Domanda: Il 15 aprile, Israele festeggia il Giorno della Memoria per onorare i soldati caduti e le vittime del terrorismo. Come può una persona affrontare il dolore di una perdita? E, in generale, come si rapporta la scienza della Kabbalah ad un argomento così doloroso?

Risposta: Ho avuto di fronte questa inevitabile questione, che in sostanza è il tentativo di trovare il colpevole. “Chi deve essere incolpato per la mia sensazione di sofferenza?”- chiede una madre inconsolabile, ed insieme a lei, in un modo o nell’altro, tutti gli altri lo chiedono. In conclusione, questa domanda ci porta inequivocabilmente a chi è che può fare la differenza.

Ci sono dei momenti quando quello che succede non può essere cambiato. Per esempio, la natura inanimata, vegetativa ed animata obbedisce alle leggi del proprio sviluppo. Fino a quando un uomo non si è separato dal legame con le scimmie e a partire dal tempo di Adamo non ha avuto la possibilità di determinare i suoi stati in qualcosa, si è sviluppato attraverso una sequenza continua di tribolazioni: i nostri progenitori erano mangiati dagli animali, uccisi dalle malattie, dai disastri naturali, ecc.

In generale, possiamo solamente fare riferimento alla legge generale dell’universo, che indica cosa sta succedendo, come richiesto dallo sviluppo graduale. Si dice: “Non mostrare ad uno sciocco un lavoro fatto a metà”. Anche noi passiamo attraverso questo processo.

Tuttavia, quando abbiamo l’opportunità di determinare i nostri stati nel bene o nel male, è allora necessario comprendere cosa sta succedendo. Ora, in aggiunta al “rullo dello sviluppo” messo in moto dalla Natura, l’uomo ha una specie di aggiunta.

Per esempio, guido una macchina che non è completamente a posto per affrontare una strada dissestata. Una gomma è a terra; i freni funzionano appena; in breve, sono nei pasticci.

E così è anche nella vita: parte dei nostri problemi sono causati dalla natura che ha preparato per noi questo percorso e l’altra parte dipende da noi.

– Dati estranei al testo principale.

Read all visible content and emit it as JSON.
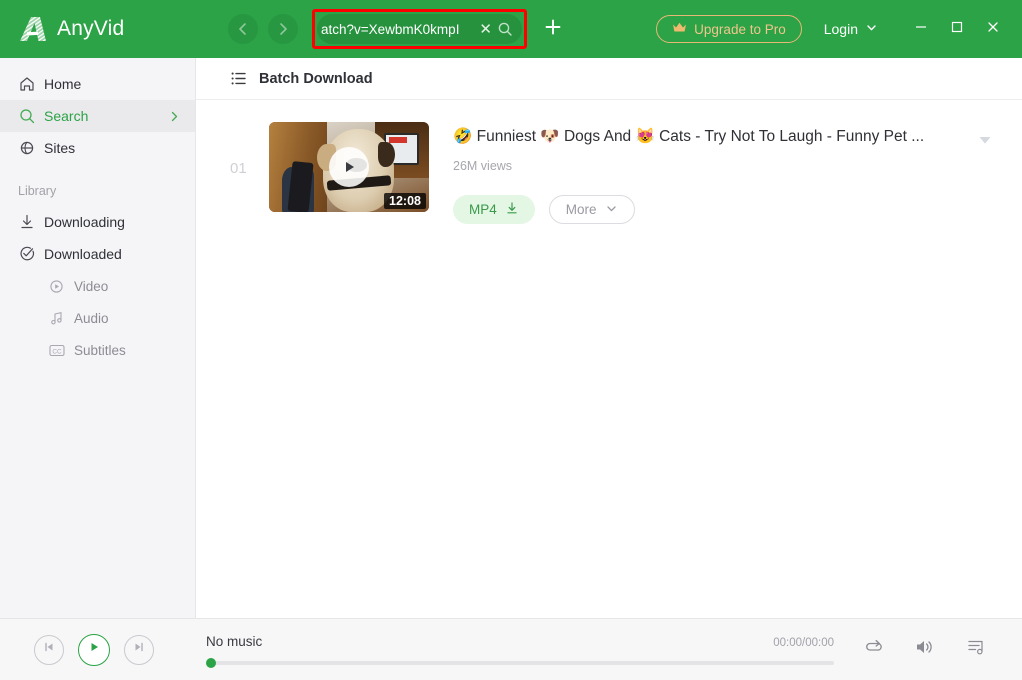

Questa è la parte di cui solitamente parliamo. Infatti, niente può essere fatto con la natura; essa guida la creazione dal suo stato primitivo ed egoistico verso quello finale, che è altruistico. E’ una forza potente ed irresistibile che spinge tutto in avanti. E, inoltre, ad ogni stato, l’essere creato ha l’opportunità di facilitare il proprio sviluppo, comprendendo che è inevitabile e desiderabile. L’essere creato è capace di guardare al futuro nel suo stato finale e vedere che non c’è alternativa, che ne vale la pena.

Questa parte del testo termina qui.